Hence, if no treatment at all would have been better than conventional heroic medicine for cholera patients, then modern sceptics are not surprised that homeopathy was also better than conventional heroic medicine. After all, the sceptics feel that the homeopathic remedies were so diluted that taking them was the equivalent to having no treatment.

In short, we can conclude two things about a patient seeking treatment before the twentieth century. First, the patient would have been better off opting for no treatment rather than heroic medicine. Second, the patient would have been better off opting for homeopathy rather than for heroic medicine. The important question, however, was whether homeopathy was any better than a lack of treatment? Those who supported homeopathy were convinced by their own experience that it was genuinely effective, whereas sceptics argued that such dilute remedies could not possibly benefit the patient.

The arguments continued throughout the nineteenth century; and despite the initially positive response from the aristocracy and significant sections of the medical community, there was a gradual swing against Hahnemann’s ideas as each decade passed.
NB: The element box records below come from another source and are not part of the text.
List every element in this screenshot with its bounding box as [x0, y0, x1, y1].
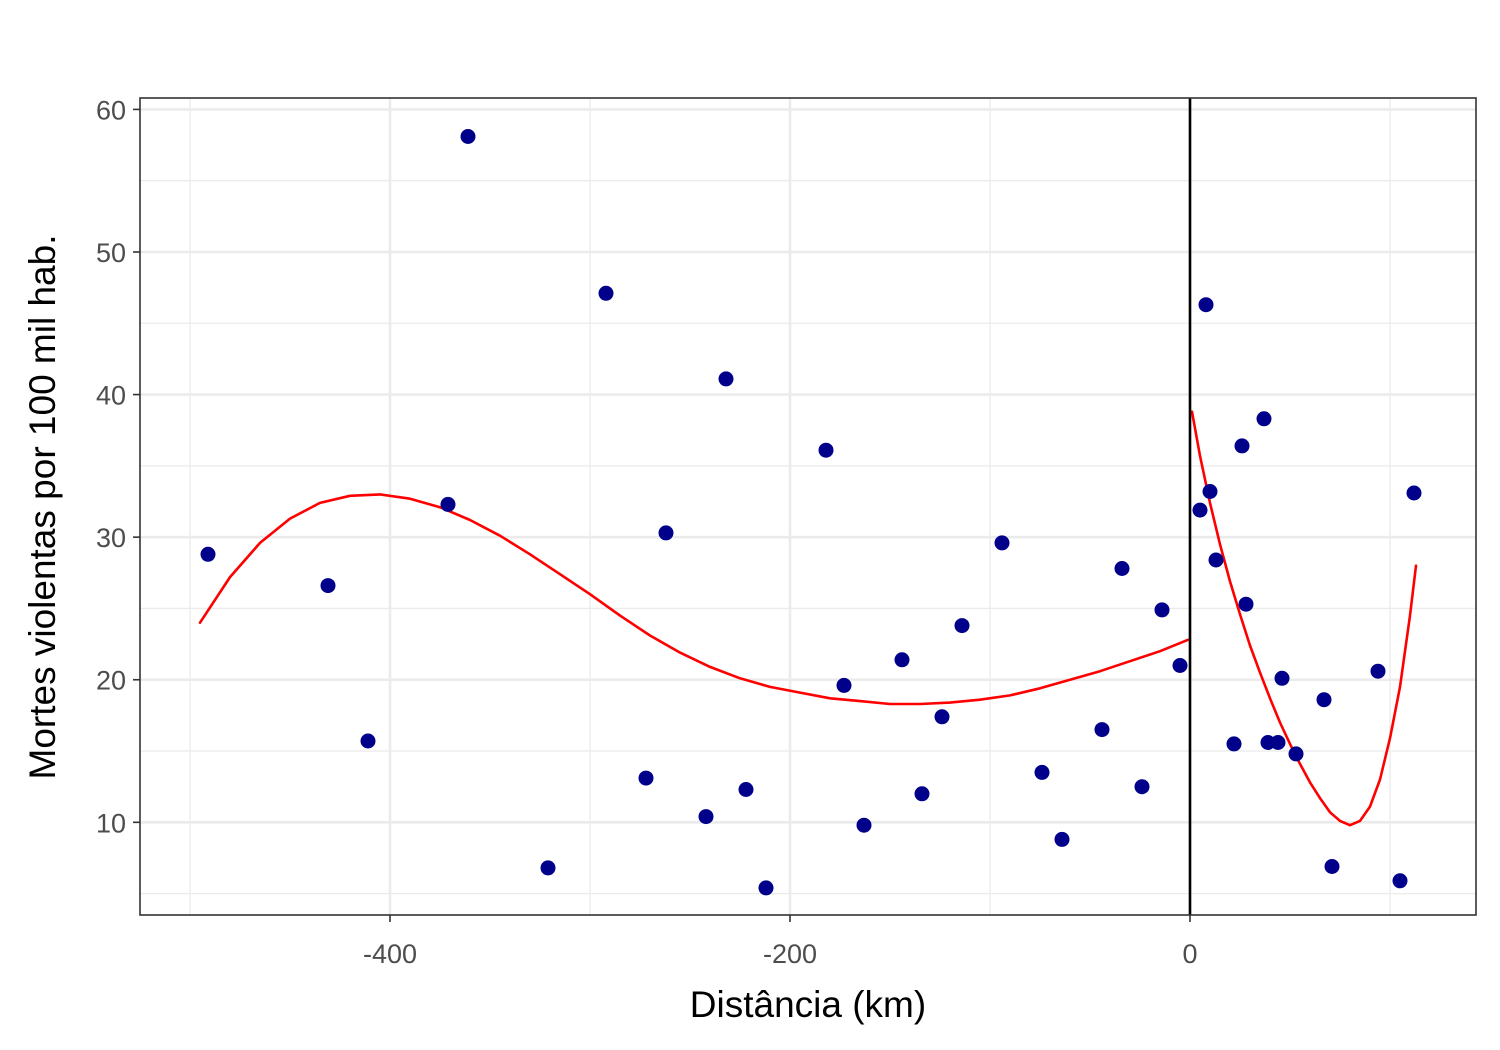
data-point: [994, 535, 1010, 551]
y-tick-label: 30: [96, 523, 126, 553]
x-tick-label: -400: [363, 939, 417, 969]
y-tick-label: 60: [96, 95, 126, 125]
y-axis-title: Mortes violentas por 100 mil hab.: [22, 235, 63, 780]
data-point: [1234, 438, 1250, 454]
data-point: [1370, 663, 1386, 679]
data-point: [1270, 735, 1286, 750]
data-point: [1202, 484, 1218, 499]
data-point: [914, 786, 930, 802]
data-point: [818, 442, 834, 458]
data-point: [718, 371, 734, 387]
data-point: [1238, 596, 1254, 612]
data-point: [200, 546, 216, 562]
y-tick-label: 50: [96, 238, 126, 268]
fit-lines: [198, 410, 1418, 827]
fit-line-left: [198, 493, 1190, 706]
y-tick-label: 10: [96, 808, 126, 838]
y-axis: 10 20 30 40 50 60: [96, 95, 140, 838]
data-point: [856, 817, 872, 833]
y-tick-label: 40: [96, 381, 126, 411]
data-point: [738, 782, 754, 797]
data-point: [1154, 602, 1170, 618]
data-point: [320, 578, 336, 594]
data-point: [1114, 561, 1130, 576]
x-tick-label: 0: [1182, 939, 1197, 969]
y-tick-label: 20: [96, 666, 126, 696]
data-point: [934, 709, 950, 725]
data-point: [598, 285, 614, 301]
data-point: [1316, 692, 1332, 708]
data-point: [894, 652, 910, 668]
data-point: [1034, 764, 1050, 780]
data-point: [1392, 873, 1408, 889]
plot-background: [140, 98, 1476, 915]
data-point: [658, 525, 674, 541]
data-point: [1054, 831, 1070, 847]
data-point: [698, 809, 714, 825]
plot-border: [139, 97, 1477, 916]
fit-line-right: [1190, 410, 1418, 827]
data-point: [1208, 552, 1224, 568]
data-point: [1288, 746, 1304, 762]
data-point: [836, 677, 852, 693]
data-point: [1134, 779, 1150, 795]
data-point: [1192, 502, 1208, 518]
data-point: [1256, 411, 1272, 427]
data-point: [1226, 736, 1242, 752]
data-point: [1172, 658, 1188, 673]
data-point: [1198, 297, 1214, 313]
x-axis-title: Distância (km): [690, 984, 926, 1025]
data-point: [954, 618, 970, 634]
x-tick-label: -200: [763, 939, 817, 969]
x-axis: -400 -200 0: [363, 915, 1198, 969]
data-point: [460, 129, 476, 144]
minor-gridlines: [140, 98, 1476, 915]
data-point: [540, 860, 556, 876]
data-point: [440, 496, 456, 512]
data-point: [1094, 722, 1110, 738]
data-point: [1274, 670, 1290, 686]
data-point: [638, 770, 654, 786]
data-point: [1406, 485, 1422, 501]
data-point: [1324, 859, 1340, 874]
data-point: [360, 733, 376, 749]
data-points: [200, 129, 1422, 896]
data-point: [758, 880, 774, 896]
For example, the American physician and writer Oliver Wendell Holmes accepted that conventional medicine had failed in the past (‘If all the medicine in the world were thrown into the sea, it would be bad for the fish and good for humanity’), but he was not prepared to tolerate homeopathy as the way forward. He called homeopathy ‘a mangled mass of perverse ingenuity, of tinsel erudition, of imbecile incredibility and of artful misrepresentation.’